Greybeard by Aldiss, Brian. Chapter 5. The River: Oxford

A bald-headed shred of manhood with a nose as thin as a needle skipped out of the lodge at the gate and asked them, as they were strangers, what they wanted. They had a deal of difficulty making him understand, but eventually he led them to a portly fossil of a man with three chins and a high complexion who said they could rent, for a modest fee, two small basement rooms in Killcanon. They entered their names in a register and showed the colour of their money.

Killcanon turned out to be a small square within Christ Church, and their rooms a larger room subdivided.

But the needle-nosed messenger told them they might burn firewood in their grates and offered them fuel cheap. Mainly from weariness, they accepted the offer. The messenger lit the fires for them while Jeff Pitt walked back to collect Charley and the fox and make arrangements for the boat.

Once the fire was burning cheerfully, the messenger showed signs of lingering, squatting by the flame and rubbing his nose, trying to listen to what Martha and Greybeard said to each other. Greybeard stirred him with a toe.

“Before you go out, Chubby, tell me if this college is still used for learning as it used to be.”
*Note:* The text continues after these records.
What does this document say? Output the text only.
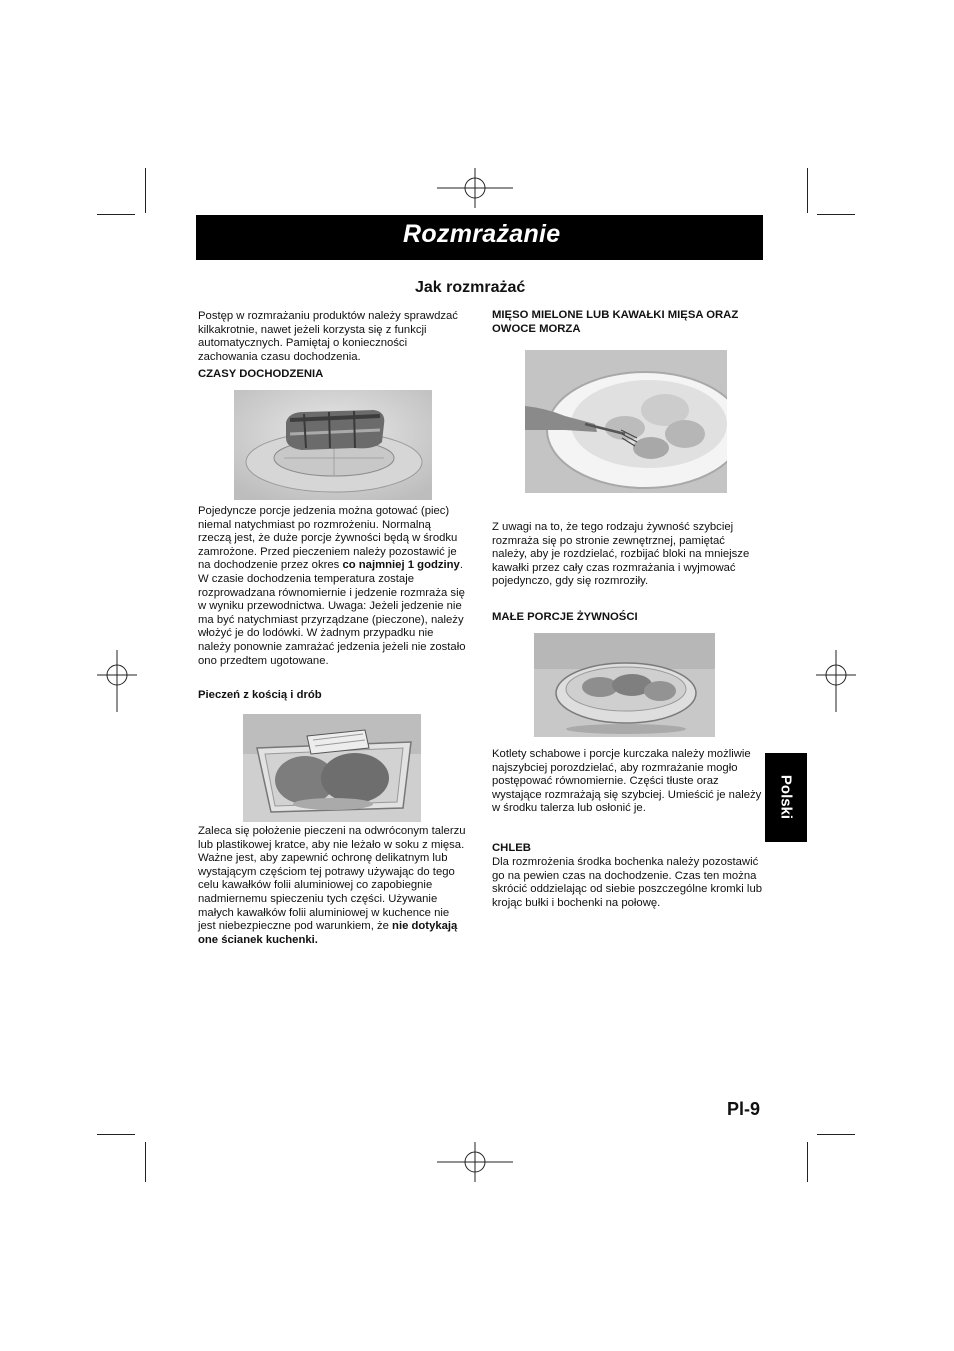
Rozmrażanie
Jak rozmrażać

Postęp w rozmrażaniu produktów należy sprawdzać kilkakrotnie, nawet jeżeli korzysta się z funkcji automatycznych. Pamiętaj o konieczności zachowania czasu dochodzenia.

CZASY DOCHODZENIA

Pojedyncze porcje jedzenia można gotować (piec) niemal natychmiast po rozmrożeniu. Normalną rzeczą jest, że duże porcje żywności będą w środku zamrożone. Przed pieczeniem należy pozostawić je na dochodzenie przez okres co najmniej 1 godziny. W czasie dochodzenia temperatura zostaje rozprowadzana równomiernie i jedzenie rozmraża się w wyniku przewodnictwa. Uwaga: Jeżeli jedzenie nie ma być natychmiast przyrządzane (pieczone), należy włożyć je do lodówki. W żadnym przypadku nie należy ponownie zamrażać jedzenia jeżeli nie zostało ono przedtem ugotowane.

Pieczeń z kością i drób

Zaleca się położenie pieczeni na odwróconym talerzu lub plastikowej kratce, aby nie leżało w soku z mięsa. Ważne jest, aby zapewnić ochronę delikatnym lub wystającym częściom tej potrawy używając do tego celu kawałków folii aluminiowej co zapobiegnie nadmiernemu spieczeniu tych części. Używanie małych kawałków folii aluminiowej w kuchence nie jest niebezpieczne pod warunkiem, że nie dotykają one ścianek kuchenki.

MIĘSO MIELONE LUB KAWAŁKI MIĘSA ORAZ OWOCE MORZA

Z uwagi na to, że tego rodzaju żywność szybciej rozmraża się po stronie zewnętrznej, pamiętać należy, aby je rozdzielać, rozbijać bloki na mniejsze kawałki przez cały czas rozmrażania i wyjmować pojedynczo, gdy się rozmroziły.

MAŁE PORCJE ŻYWNOŚCI

Kotlety schabowe i porcje kurczaka należy możliwie najszybciej porozdzielać, aby rozmrażanie mogło postępować równomiernie. Części tłuste oraz wystające rozmrażają się szybciej. Umieścić je należy w środku talerza lub osłonić je.

CHLEB

Dla rozmrożenia środka bochenka należy pozostawić go na pewien czas na dochodzenie. Czas ten można skrócić oddzielając od siebie poszczególne kromki lub krojąc bułki i bochenki na połowę.

Polski
Pl-9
“Why, there’s nobody to learn any more,” the man said. It was plain he intended his verb to be transitive, whatever a legion of vanished grammar books might have said. “But the Students own the place, and they seem to learn each other a bit still. You’ll see them going about with books in their pockets, if you watch out.

Students here is what we mean by what lesser colleges calls Fellows. For a tip, I’d introduce you to one of them.”
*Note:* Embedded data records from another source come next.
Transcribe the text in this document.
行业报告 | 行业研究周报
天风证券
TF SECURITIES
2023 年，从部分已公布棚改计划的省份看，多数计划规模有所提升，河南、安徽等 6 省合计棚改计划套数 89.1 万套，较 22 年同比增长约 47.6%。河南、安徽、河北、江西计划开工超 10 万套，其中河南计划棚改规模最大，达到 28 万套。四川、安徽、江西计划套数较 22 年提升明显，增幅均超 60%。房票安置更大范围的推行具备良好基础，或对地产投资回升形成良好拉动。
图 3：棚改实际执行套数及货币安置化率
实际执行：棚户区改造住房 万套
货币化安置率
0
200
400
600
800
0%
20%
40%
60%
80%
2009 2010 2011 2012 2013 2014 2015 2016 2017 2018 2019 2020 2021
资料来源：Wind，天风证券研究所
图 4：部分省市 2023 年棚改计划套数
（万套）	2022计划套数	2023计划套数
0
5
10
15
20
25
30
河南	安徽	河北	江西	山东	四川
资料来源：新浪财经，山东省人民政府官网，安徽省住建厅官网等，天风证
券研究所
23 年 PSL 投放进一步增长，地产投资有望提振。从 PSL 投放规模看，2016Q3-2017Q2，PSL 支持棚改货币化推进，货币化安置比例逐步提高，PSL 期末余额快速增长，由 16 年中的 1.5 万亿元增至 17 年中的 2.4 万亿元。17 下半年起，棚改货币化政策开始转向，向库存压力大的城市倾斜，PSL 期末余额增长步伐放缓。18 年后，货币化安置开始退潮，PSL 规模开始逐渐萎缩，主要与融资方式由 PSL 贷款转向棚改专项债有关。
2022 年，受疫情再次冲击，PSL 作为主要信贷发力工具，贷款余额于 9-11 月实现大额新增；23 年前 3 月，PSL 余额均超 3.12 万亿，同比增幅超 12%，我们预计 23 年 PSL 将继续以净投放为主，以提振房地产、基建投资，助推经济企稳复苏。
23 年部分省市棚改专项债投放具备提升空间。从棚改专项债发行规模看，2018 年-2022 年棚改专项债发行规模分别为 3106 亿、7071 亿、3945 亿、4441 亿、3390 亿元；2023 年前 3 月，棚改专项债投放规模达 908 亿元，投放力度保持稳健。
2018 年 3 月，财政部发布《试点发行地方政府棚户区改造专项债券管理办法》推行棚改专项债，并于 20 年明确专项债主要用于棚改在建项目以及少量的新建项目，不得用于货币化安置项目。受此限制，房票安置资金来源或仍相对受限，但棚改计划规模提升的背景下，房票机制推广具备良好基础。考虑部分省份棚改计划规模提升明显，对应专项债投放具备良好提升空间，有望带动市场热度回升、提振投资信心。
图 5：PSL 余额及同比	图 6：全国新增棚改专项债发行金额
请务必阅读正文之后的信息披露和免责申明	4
“We’ll see. There may be time for that tomorrow.”

“Don’t leave it too long, sir. There’s a local legend that Oxford is sinking into the river, and when it’s gone under, a whole lot of little naked people what now live under the water will come swimming up like eels and live here instead.”

Greybeard contemplated the ruin of a man. “I see. And do you give this tale much credence?”

“You what you say, sir?”

“Do you believe this tale?”

The old man laughed, casting a shuffling side glance at Martha. “I ain’t saying I believe it and I ain’t saying I don’t believe it, but I know what I’ve heard, and they do say that for every woman as dies, one more of these little naked people is born under water. And this I do know because I saw it with my own eyes last Michaelmas – no, the Michaelmas before last, because I was behind with my rent this Michaelmas – there was an old woman of ninety-nine died down at Grandpont, and very next day a little two-headed creature all naked floated up at the bridge.”

“Which was it you saw?” Martha asked. “The old lady dying or the two-headed thing?”

“Well, I’m often down that way,” the messenger said confusedly. “It was the funeral and the bridge I mainly saw, but many men told me about all the rest and I have no cause to doubt ’em. It’s common talk.”

When he had gone, Martha said, “It’s strange how everyone believes in something different.”

“They’re all a bit mad.”

“No, I don’t think they’re mad – except that other people’s beliefs always seem mad, just as their passions do. In the old days, before the Accident, people were more inclined to keep their beliefs to themselves, or

else confide only in doctors and psychiatrists. Or else the belief was widespread, and lost its air of absurdity.

Think of all the people who believed in astrology, long after it was proved to be a pack of nonsense.”

“Illogical, and therefore a mild form of madness,” Greybeard said.

“No, I don’t think so. A form of consolation, rather. This old fellow with a nose like a knitting-needle nurses a crazy dream about little naked things taking over Oxford; it in some way consoles him for the dearth of babies. Charley’s religion is the same sort of consolation. Your recent drinking companion, Bunny Jingadangelow, had retreated into a world of pretence.”